O terceiro passo do Manual é buscar dados de fontes abertas (por exemplo, documentos públicos), para verificar a hipótese; e o quarto, é buscar fontes humanas. Williams também possui passos similares: nós identificamos esses passos como os passos 5 (Pesquisar) e 8 (Entrevistas chaves). Nós

definimos que esses dois passos se assemelham ao nosso segundo passo, quando o jornalista vai em busca de fontes para fundamentar suas informações, quando ele faz a apuração, a investigação. Vale ressaltar que vários passos de Williams são repetidos/similares (por exemplo, passo 5 é igual ou similar ao 8) para enfatizar a sua importância (MAGUIRE, 2014); por este motivo, nossoo passo 2 é equivalente aos passos 5 e 8 de Williams.

O quinto passo do Manual é organizar os dados que estão sendo coletados, para que fique mais fácil examiná-los, compô-los na forma de uma história, e conferir. Esse passo se assemelha ao nosso passo 3, que é quando o jornalista faz o cruzamento das informações que possui, se certifica de que tem dados completos a serem transformado em história e publicados. Esses passos se assemelham aos passos 6 e 7 de Williams. Passo 6 é reavaliação, ou seja, confirmar, checar os dados que possui e organizá-los. A partir do passo 6 de Williams, ele sugere pensar se deve ou não seguir em frente (passo 7).

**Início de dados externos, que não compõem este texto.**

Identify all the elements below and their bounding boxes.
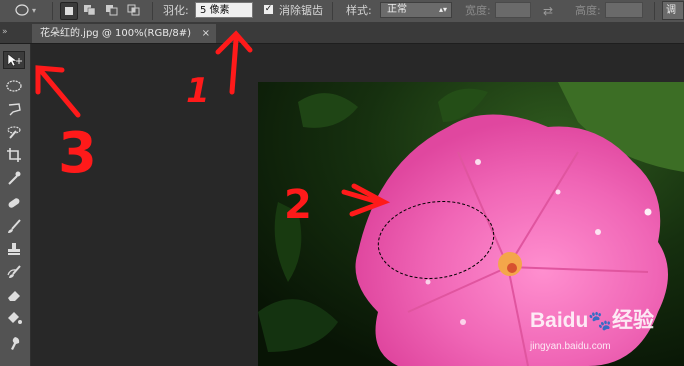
divider (654, 2, 655, 20)
feather-input[interactable]: 5 像素 (195, 2, 253, 18)
watermark-brand: Baidu (530, 309, 589, 332)
height-label: 高度: (575, 4, 601, 17)
lasso-tool-icon[interactable] (3, 100, 25, 118)
divider (52, 2, 53, 20)
width-label: 宽度: (465, 4, 491, 17)
antialias-checkbox[interactable]: ✓ (263, 4, 274, 15)
intersect-selection-button[interactable] (126, 2, 142, 18)
swap-dimensions-icon[interactable]: ⇄ (543, 0, 553, 22)
history-brush-tool-icon[interactable] (3, 263, 25, 281)
new-selection-button[interactable] (60, 2, 78, 20)
paw-logo-icon: 🐾 (588, 311, 613, 332)
tools-panel (0, 44, 31, 366)
elliptical-marquee-tool-icon[interactable] (3, 77, 25, 95)
eyedropper-tool-icon[interactable] (3, 169, 25, 187)
style-label: 样式: (346, 4, 372, 17)
paint-bucket-tool-icon[interactable] (3, 309, 25, 327)
feather-label: 羽化: (163, 4, 189, 17)
divider (332, 2, 333, 20)
quick-selection-tool-icon[interactable] (3, 123, 25, 141)
document-tab-title: 花朵红的.jpg @ 100%(RGB/8#) (40, 28, 192, 39)
move-tool-icon[interactable] (3, 51, 25, 69)
divider (152, 2, 153, 20)
smudge-tool-icon[interactable] (3, 334, 25, 352)
chevron-down-icon: ▴▾ (438, 5, 447, 14)
width-input[interactable] (495, 2, 531, 18)
height-input[interactable] (605, 2, 643, 18)
close-icon[interactable]: × (202, 24, 210, 43)
style-select-value: 正常 (387, 4, 407, 15)
options-bar: ▾ 羽化: 5 像素 ✓ 消除锯齿 样式: 正常 ▴▾ 宽度: ⇄ 高度: 调 (0, 0, 684, 23)
brush-tool-icon[interactable] (3, 217, 25, 235)
document-tab[interactable]: 花朵红的.jpg @ 100%(RGB/8#) × (32, 24, 216, 43)
watermark-product: 经验 (612, 309, 655, 332)
crop-tool-icon[interactable] (3, 146, 25, 164)
panel-collapse-icon[interactable]: » (2, 27, 8, 37)
eraser-tool-icon[interactable] (3, 286, 25, 304)
add-to-selection-button[interactable] (82, 2, 98, 18)
refine-edge-button[interactable]: 调 (662, 1, 684, 20)
subtract-from-selection-button[interactable] (104, 2, 120, 18)
preset-dropdown-arrow[interactable]: ▾ (32, 0, 36, 22)
watermark-url: jingyan.baidu.com (530, 341, 611, 352)
clone-stamp-tool-icon[interactable] (3, 240, 25, 258)
baidu-watermark: Baidu🐾经验 jingyan.baidu.com (530, 310, 654, 353)
ellipse-marquee-preset-icon[interactable] (14, 2, 30, 18)
document-tab-bar: » 花朵红的.jpg @ 100%(RGB/8#) × (0, 23, 684, 44)
healing-brush-tool-icon[interactable] (3, 194, 25, 212)
antialias-label: 消除锯齿 (279, 4, 323, 17)
style-select[interactable]: 正常 ▴▾ (380, 2, 452, 18)
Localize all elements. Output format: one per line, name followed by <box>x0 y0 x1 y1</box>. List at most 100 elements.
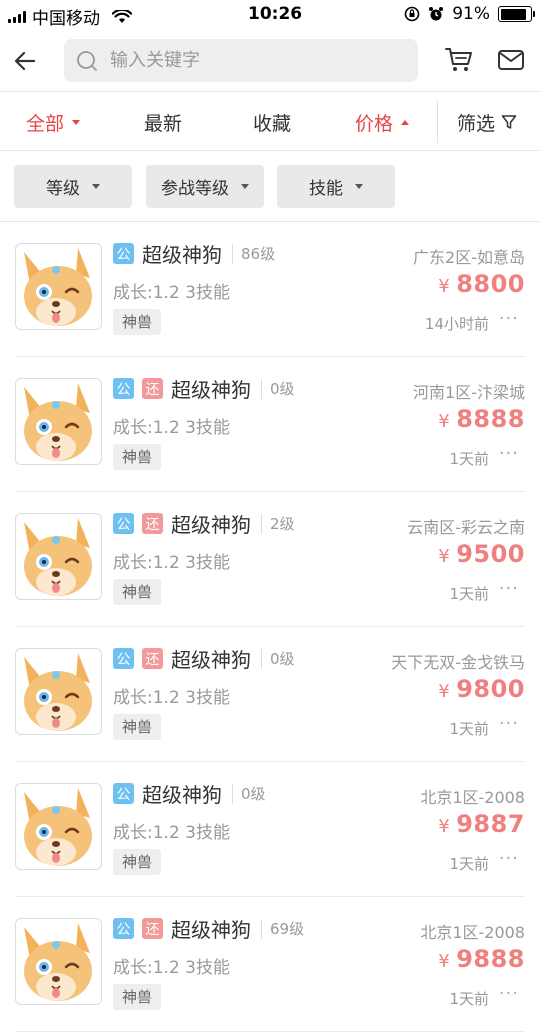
currency-symbol: ¥ <box>438 816 451 837</box>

O sexto passo do Manual é colocar os dados em uma ordem narrativa e

compor a história; o sétimo, é fazer o controle de qualidade para confirmar que a história está correta. Esses dois passos correspondem ao nosso passo 4, quando nós damos início ao processo de escrita da matéria. Nesse passo 4, portanto, o repórter só deve começar a escrita se possuir as informações suficientes, ou seja, de completude. Do contrário, o repórter precisa voltar um passo, à apuração, e fazer as confirmações necessárias. Esses passos se parecem com os passos 9 e 10 de Williams. O 9 é a avaliação final e o 10 é tomar a decisão de continuar ou não, baseado no que o repórter tem como informação.

Por último, o Manual define que o final do processo é publicar a história, passo que corresponde também ao nosso último, publicar. Williams descreve como último passo duas ações: escrever e publicar. Porém, difere do nosso, que decide que a escrita inicia no passo 4; e do Manual, que começa a escrita no passo 6.